You only get one chance to make a first impression. It’s advice you’ve probably heard a hundred times, and it’s never been more true than when considering your website.
Studies have shown that web pages have a brief window to capture people’s attention and convince them to stick around, so not only does your first impression have to be good, it has to be compelling! It has to draw people in from the jump, get across some key information in just a few second.

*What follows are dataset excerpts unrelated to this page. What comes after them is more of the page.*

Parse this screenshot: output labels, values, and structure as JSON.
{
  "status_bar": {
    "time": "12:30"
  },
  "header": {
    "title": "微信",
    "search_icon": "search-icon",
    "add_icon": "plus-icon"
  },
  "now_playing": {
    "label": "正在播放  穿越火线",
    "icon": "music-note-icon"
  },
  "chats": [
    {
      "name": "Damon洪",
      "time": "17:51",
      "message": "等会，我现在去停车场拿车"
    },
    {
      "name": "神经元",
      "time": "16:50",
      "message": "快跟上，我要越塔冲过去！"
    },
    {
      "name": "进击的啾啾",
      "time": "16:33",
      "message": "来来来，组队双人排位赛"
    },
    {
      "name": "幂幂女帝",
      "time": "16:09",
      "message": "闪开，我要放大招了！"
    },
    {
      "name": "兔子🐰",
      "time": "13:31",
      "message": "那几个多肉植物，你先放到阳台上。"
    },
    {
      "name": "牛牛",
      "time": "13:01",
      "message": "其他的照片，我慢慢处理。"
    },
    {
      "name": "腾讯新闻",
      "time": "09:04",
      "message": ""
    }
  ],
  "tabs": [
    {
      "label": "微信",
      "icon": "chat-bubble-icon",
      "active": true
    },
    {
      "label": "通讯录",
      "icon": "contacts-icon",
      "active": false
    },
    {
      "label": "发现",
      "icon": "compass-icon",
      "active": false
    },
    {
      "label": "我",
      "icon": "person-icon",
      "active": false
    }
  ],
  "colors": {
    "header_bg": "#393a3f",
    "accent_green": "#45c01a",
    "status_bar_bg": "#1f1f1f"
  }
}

For most companies, a homepage of a website also acts as an introduction to their brand. It’s the first look many potential customers are getting at the company itself, and the first time others are seeing your key messages. While there’s a lot that goes into doing this well, here’s a couple of things we always keep in mind while designing homepages for our clients.
Above the Fold
Much like a newspaper, The most important information on your website should always go above the fold. For those of you who have forgotten how a newspaper works, above the fold refers to what was visible when the paper was folded in half. It’s the leading story, the main headline, the thing all the newsies shout.
Many of our website designs lead with a large hero image, a compelling headline, and an immediate call to action, all above the fold. These three things should act together to tell visitors what it is you do, why they need it, and what the next steps are. It’s an all-in-one shot to convert them right then and there. Make the homepage design visually interesting, and a part of a story, and there’s a good chance they’ll dive deeper into the site.
Straight Forward Navigation
Something you’ll see in a lot of older sites is a header navigation packed with a thousand different links. To that we say, “no thank you.” Not only does it make for some pretty hideous design, it’s also confusing and tells the user absolutely nothing about which messages are important.
There’s a phycology to simplified navigation design as well. Humans process information through a memorization method called “chunking”. That process involves breaking information into groups or units, rather than remembering everything individually. The fewer units there are, the more likely they are to be remembered.
While this concept applies to your homepage design as a whole, it’s especially important in header navigation, where the use of consolidated dropdown menus can help assists users in the chunking process.
Keep It Simple (Smarty)
This should be pretty straightforward, but I never cease to be surprised by the amount of homepages I see crammed with every single piece of information possible about a company. Don’t do it! All you’re doing is guaranteeing one of two things: Users will immediately run and hide from an information overload, or they’ll completely misunderstand the hierarchy of messaging you’re trying to create. In good design, strategy is everything.
As a practice try thinking about how little you could have on your homepage and still have users understand your brand. Could you get by with just a headline and call to action? Can you cut out any media? I’m not saying that you should necessarily do either, but by limiting the amount of messaging on your homepage design you can better ensure which messages users will walk away with.
Design For Every User
Building on the point above, designing with the user in mind is kind of homepage design 101. But, judging by some of the homepages you see out there, you’d think it was part of a masters class curriculum. So we’ll just throw this piece of advice in there again, make sure your homepage design makes sense for your audience.
That means thinking about how your content displays on mobile as well as on desktops. Make sure that your homepages aren’t so media heavy that they take too long to load. When is comes to web page loading times, every second counts. That’s especially true if this is a visitors introduction to your brand. You don’t want to be associated with slow loading times and poor design, do you?
Below the Fold
Lastly, let’s talk about all the secondary information you may want to include in your homepage design. Below the fold content is everything people will see once they start scrolling. Consider the hierarchy of messages people will see, which are most important, and which can be left to secondary pages. Again, you may not want to include every single selling point on the homepage. Tease people a bit, encourage them to explore, create a compelling user journey that visitors will remember.
It’s also worth noting that your footer can hold a lot of valuable links and resources in a small, easily navigable piece of space. Moving non essential pages from the header or page design down to the footer can make the rest of your site cleaner and more manageable. Things like links to blogs, career pages, individual sub-categories and more might all be better placed in the footer. Again, it’s all about making a great first impression and telling to key pieces of your brand's story. Do that, and you have a homepage design worth showing off.